UPDATE: Due to my full-time focus on university related work I am not pursuing monetarization of this project anymore, it will probably be open sourced within a few weeks.
The „reframe360“ plugin is something I started a few weeks ago out of the wish to be able to edit footage recorded with my at the time freshly bought Gopro Fusion 360 degree camera in DaVinci Resolve. Also I found Gopros own reframing (reframing in this context means choosing a normal perspective camera angle within the 360 footage in editing) plugin, that is provided for free for the Adobe Premiere and After Effects, to lack a lot of functionality (even a simple rectilinear perspective projection is not implemented, only fisheye variants). Another motivation to start this project was to get some practice in GPGPU programming (CUDA and OpenCL).

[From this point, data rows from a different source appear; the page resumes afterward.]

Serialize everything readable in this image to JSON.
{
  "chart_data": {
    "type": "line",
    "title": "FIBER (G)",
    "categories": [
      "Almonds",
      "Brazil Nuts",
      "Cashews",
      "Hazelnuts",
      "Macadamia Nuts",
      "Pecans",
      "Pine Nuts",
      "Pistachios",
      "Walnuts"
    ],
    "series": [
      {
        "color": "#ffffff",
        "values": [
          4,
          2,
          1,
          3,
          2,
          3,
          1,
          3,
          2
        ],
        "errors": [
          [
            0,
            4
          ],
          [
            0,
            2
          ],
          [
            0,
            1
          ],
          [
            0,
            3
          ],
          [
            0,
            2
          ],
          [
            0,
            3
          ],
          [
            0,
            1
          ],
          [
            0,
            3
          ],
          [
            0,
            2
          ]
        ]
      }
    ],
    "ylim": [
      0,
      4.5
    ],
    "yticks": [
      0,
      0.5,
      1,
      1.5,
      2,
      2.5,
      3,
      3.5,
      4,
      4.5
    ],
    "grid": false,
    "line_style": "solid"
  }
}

After getting a prototype to work and asking a few people if they wanted to try it, I found that the interest in OpenFX plugins for Resolve is very low (and the developer support by Blackmagic, the company behind Resolve is very weak as well), so I decided to also implement the plugin for the Adobe Platform, which is far more popular within the main target group of consumer 360 camera owners. I’d had some experience developing
After Effects plugins and there are a lot of sample projects in the SDK that can be used as a starting point for your own project, so I used one of the new GPU filter examples to get started and quickly ported the already working C++ code to the new host platform. The CUDA/OpenCL kernels (the code that gets compiled and executed on the GPU) could be left exactly the same, but of course the setup and parameter handling required a lot of adaptation.
I have to say that the way Resolve implements GPU effects seems much better integrated into the software (which doesn’t surprise, as in my knowledge Resolve does all of its image processing on the GPU), in the Adobe platform the implementation is quite complicated / confusing, mainly because the CPU entry point procedures are using the After Effects SDK whereas the GPU part uses the Premiere SDK. This lead to a lot of problems when I was trying to implement a custom keyframe interpolation, as I head to query the set of keyframe times and values explicitly and not just rely on a simple query of a parameter value at a given time. The function to query the next keyframe from a given time was working fine when run from Premiere but not working at all when run from After Effects, so after a lot of tinkering I found no other way to create a global keyframe manager that gets filled with all of the keyframe data of the parameter in the frame setup procedure (luckily there is a frame setup command that gets called before every rendering command), which can then be queried by the Premiere SDK GPU rendering entry point. This is quite a workaround and shows the lack of effort Adobe puts into its SDK support (more on this in another post).
So what is the unique benefit of using this plugin vs. the one provided by Gopro? Well apart from also being available for Davinci Resolve and the possibility to use a normal perspective projection without fisheye-distortion, I took an approach to animating the reframing of the footage that is very different to the one taken by the Gopro-provided plugin: You setup your camera angles in up to 20 camera parameter slots, and then animate between them by keyframing the camera index number. Additionally, you have another set of parameters that act as an overall offset, so you can do adjustments that affect all of the cameras. Want to decrease field of view generally? no problem, just one simple slider drag. This approach prevents the user from having to keyframe a lot of parameters and copy them around to animate between cameras, only one parameter needs keyframes in my version. The animation interpolation can also conveniently be set by a slider, providing a simple polynimial interpolation with increased „snapyness“ as the value gets increased (1.0 being standard linear interpolation, 2.0 quadratic… and so on).